Hello,

Perhaps someone can help me out. I found this post that summarizes my issue, but it doesn't really explain the way to resolve it:
http://www.ubercart.org/forum/support/19084/stop_catalog_category_redirect

I have a client using Drupal 6 + Ubercart + the Catalog submodule of Ubercart to display categories of products. If someone goes to a good URL there are no problems, so for example if they go to http://www.mystore.com/catalog/t-shirts, and that exists, then no issues.

However, if someone goes to a URL that does NOT exist, let's say http://www.mystore.com/catalog/something-that-does-not-exist, then it takes the user to http://www.mystore.com/catalog rather than a 404 not found page. The problem I am having with this, is that somehow Google has indexed a large handful of bad URLs, possibly from a previous version of the site, and when we go to those pages, they all redirect to the same place: mystore.com/catalog.

Google doesn't like this because they think we have a rather large number of pages with the exact same page content (in fact, the number of pages is infinite: mystore.com/catalog/mickey-mouse, mystore.com/catalog/m-i-s-s-i-s-s-i-p-p-i, and so on). We have used the redirect module to handle a handful of them, but it's not a total fix as new ones are found, and it doesn't alter the behavior.

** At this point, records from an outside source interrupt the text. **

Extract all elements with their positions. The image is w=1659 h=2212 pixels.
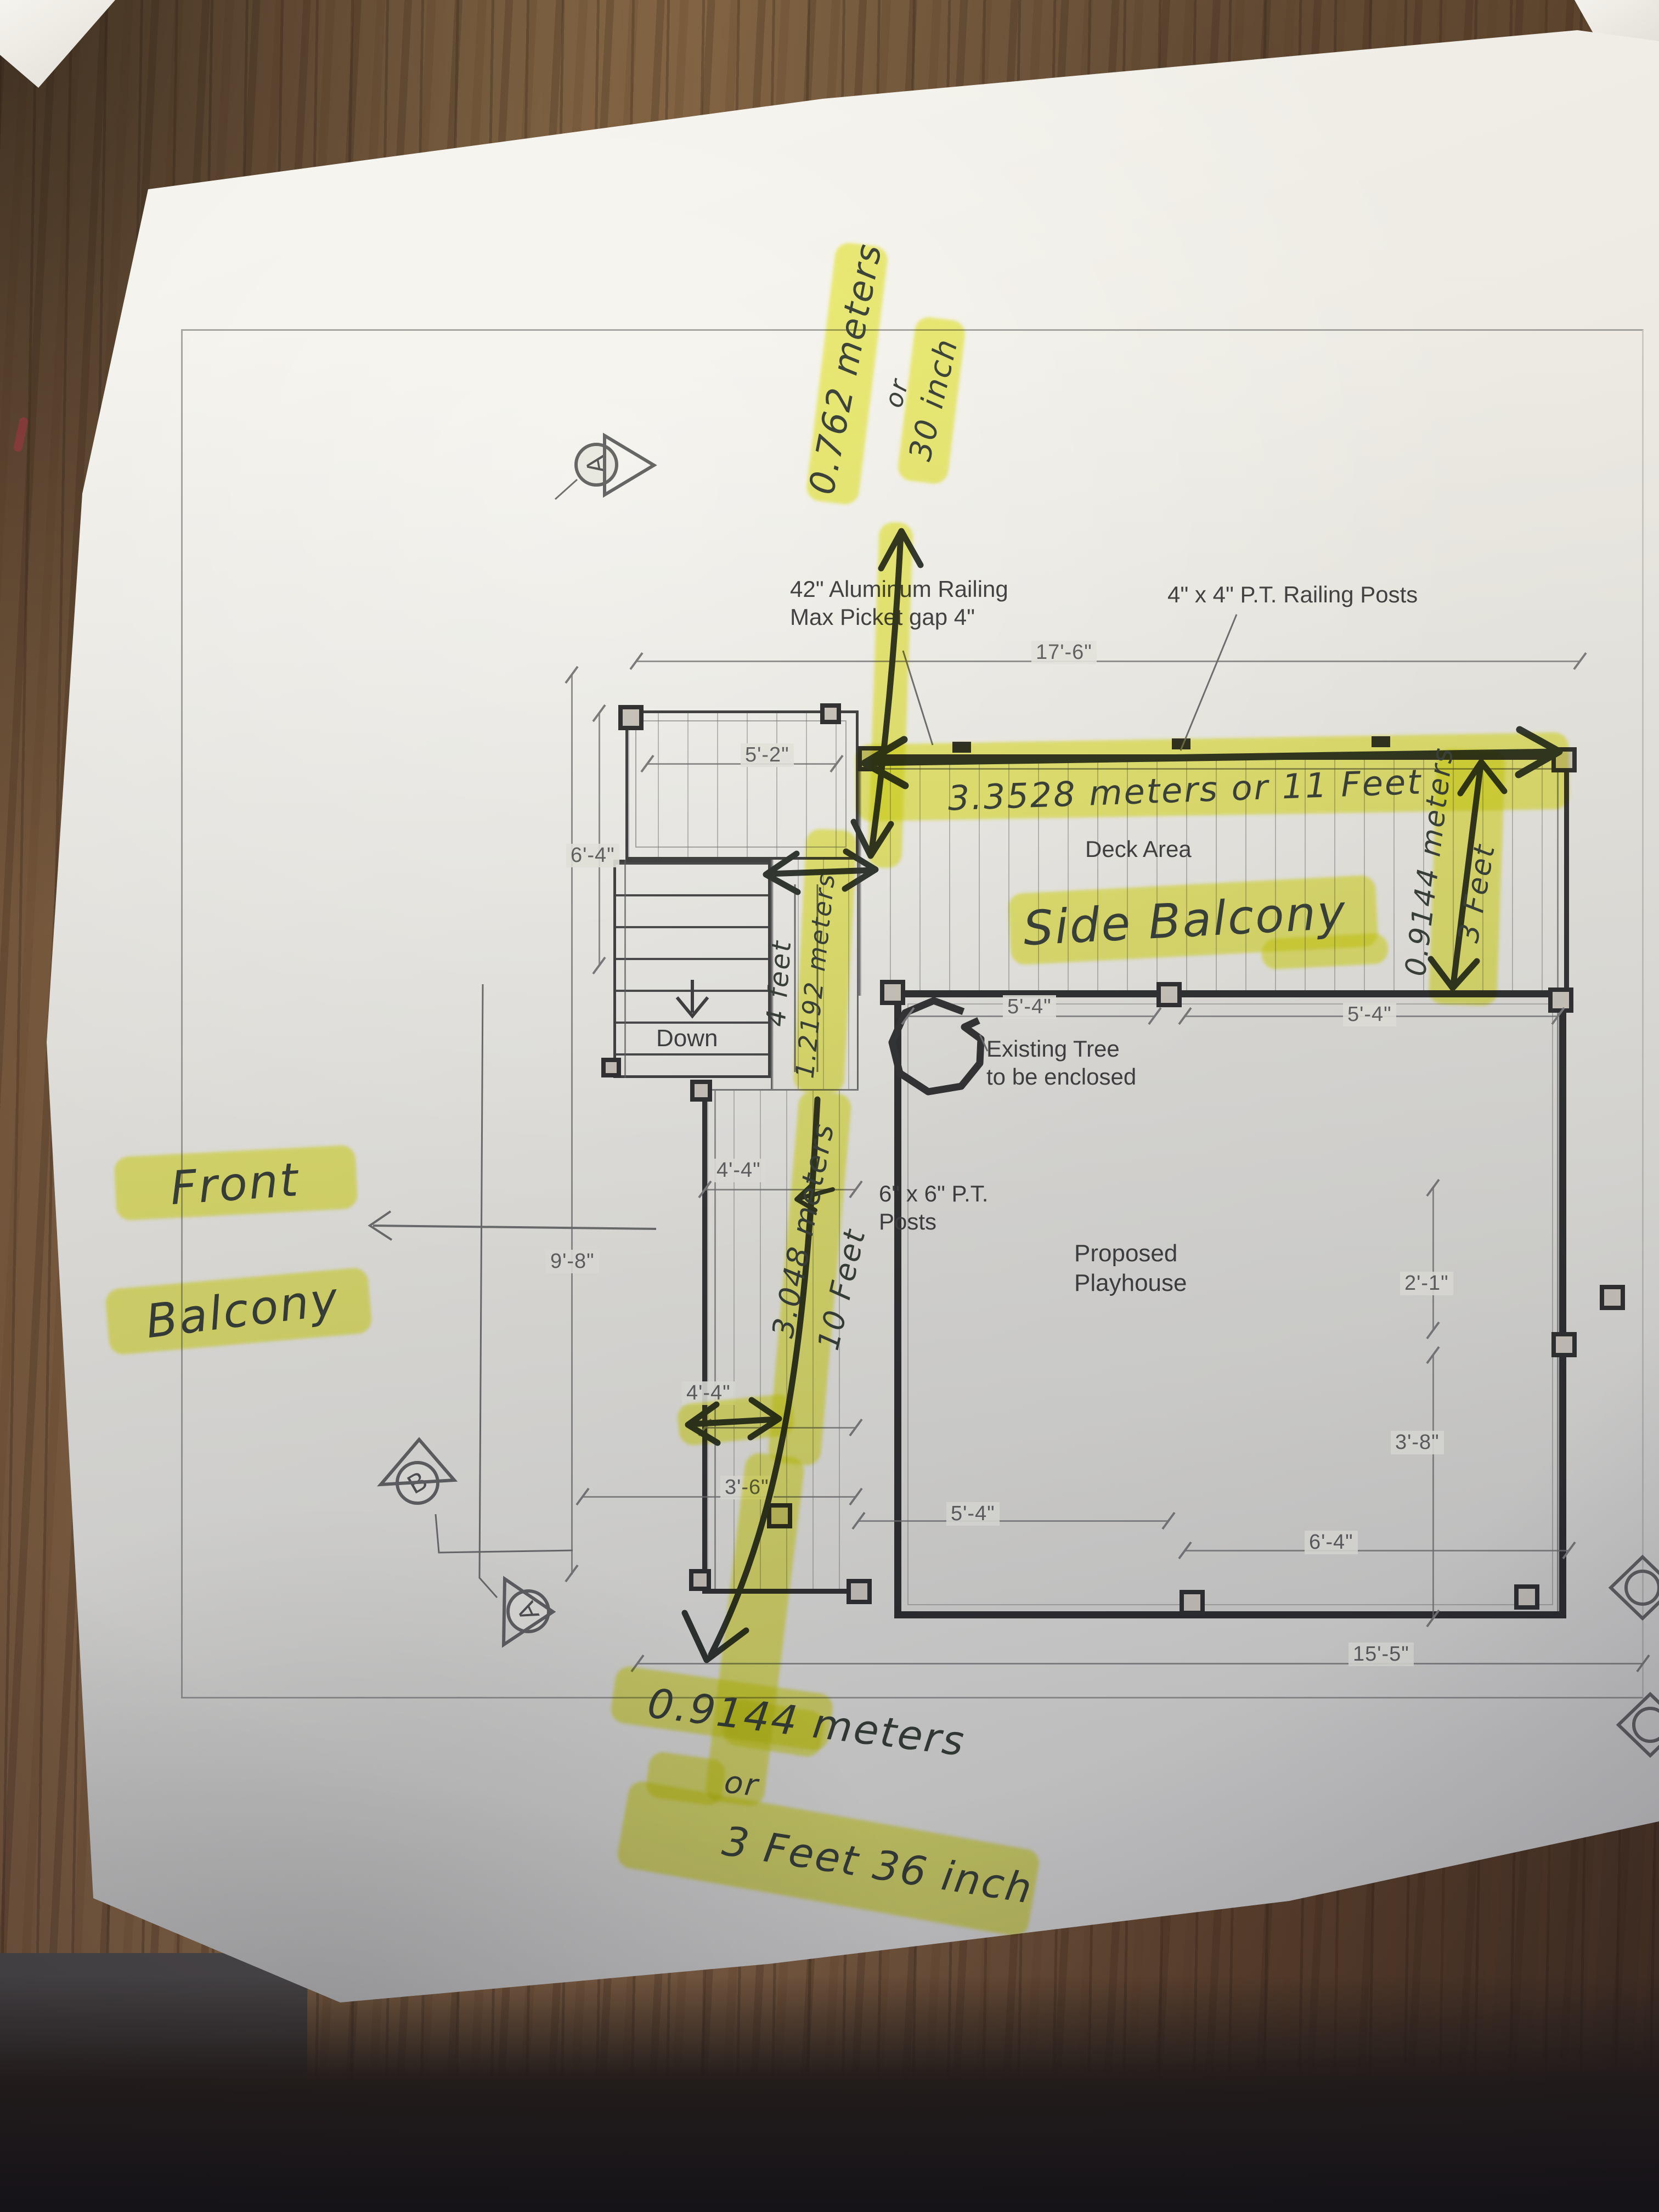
- existing-tree-outline: [892, 1001, 981, 1092]
- section-marker-triangles: [381, 436, 1659, 1756]
- hw-landing-imperial: 4 feet: [761, 939, 798, 1028]
- photo-of-deck-plan: 17'-6" 5'-2" 6'-4" 9'-8" 5'-4" 5'-4" 4'-…: [0, 0, 1659, 2212]
- edge-marker-circle: [1634, 1708, 1659, 1741]
- edge-marker-diamond: [1618, 1694, 1659, 1756]
- edge-marker-diamond: [1611, 1557, 1659, 1618]
- hw-bottom-or: or: [723, 1764, 761, 1804]
- edge-marker-circle: [1626, 1571, 1659, 1604]
- hw-front-balcony-line1: Front: [168, 1153, 301, 1215]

Furthermore, I don't like this behavior either. I am using a very nifty module called search404, that intelligently suggests what actual page a user might be looking for based on keywords it finds in the URL a user tried. So if there is a page at mystore.com/t-shirts, and the user tried mystore.com/shirts, then search404 would suggest the t-shirts page. But when it just redirects to /catalog instead of serving up a 404 page, I lose that cool feature.

So, very long explanation. Sorry about that. But the question I have is, how can I alter the Catalog submodule of Ubercart in Drupal 6 to NOT behave this way? I want it to serve up a 404 instead of going to /catalog, and I'm to the point where I am willing to hack the uc_catalog module to do it (gasp).

My apologies if this is a duplicate post.

Thanks!

Comments

longwave’s picture

Status: Active » Fixed

This is a feature of Drupal itself, rather than a bug in Ubercart. Paths without aliases resolve to their parent path if the child does not exist - for example /catalog and /node/% are unaliased paths, so if you visit /catalog/something-that-does-not-exist and /node/1/something-that-does-not-exist you will see the parent pages in both cases.

Instead of fixing this by returning 404, you might want to try installing a module that provides a "canonical URL" such as canonical_url or nodewords. This should tell Google and other search engines that /catalog and /catalog/something-that-does-not-exist are the same page and the correct URL is just /catalog, and eventually they should forget about the unwanted pages. You can also use xmlsitemap module to give further hints to search engines about the URLs they should index.

If you really want to return 404s instead for these URLs, there is a sandbox module which claims to be able to do this at https://drupal.org/sandbox/pwolanin/1197046 but I have not tested this.

longwave’s picture

Alternatively a quick hack to fix this in 6.x might be to override theme_uc_catalog_browse() in your template.php, and call drupal_not_found() or redirect to a 404 page if arg(1) is not a number, I think this should also work.

TR’s picture

Status: Fixed » Active

Well, that's a Drupal thing that you don't like, not an Ubercart thing. Try it yourself; this issue has a URL of https://drupal.org/node/2083667 - go ahead and add on some bogus path like you did with the catalog, for instance https://drupal.org/node/2083667/m-i-s-s-i-s-s-i-p-p-i. What happens?

In fact, more generally, that's the way HTTP URLs work. To do something otherwise is best handled within Drupal core or by a contributed module.

404s are not great for your page ranking either. The best thing to do in your situation IMO is to add redirect entries in your .htaccess for those improperly indexed pages to force Google and other bots to remove the bad links from their index. As an example:

RewriteRule    ^catalog/bad-link$    http://example.com/catalog/good-link    [R=301,L]

or

RewriteRule    ^catalog/bad-link$    http://example.com/obsolete-product    [R=301,L]

(where /obsolete-product is a page you create that explains this is no longer a valid product and offers links to the catalog etc.)

And yeah, there's probably also a way to hack Ubercart to reject bad terms, but that's not something we're going to put into Ubercart for Drupal 6 because that version is almost end-of-life. And the catalog has been re-written in Views for Drupal 7, so changing this behavior falls to Views, not Ubercart, in D7.

TR’s picture

Status: Active » Fixed

Status: Fixed » Closed (fixed)

Automatically closed -- issue fixed for 2 weeks with no activity.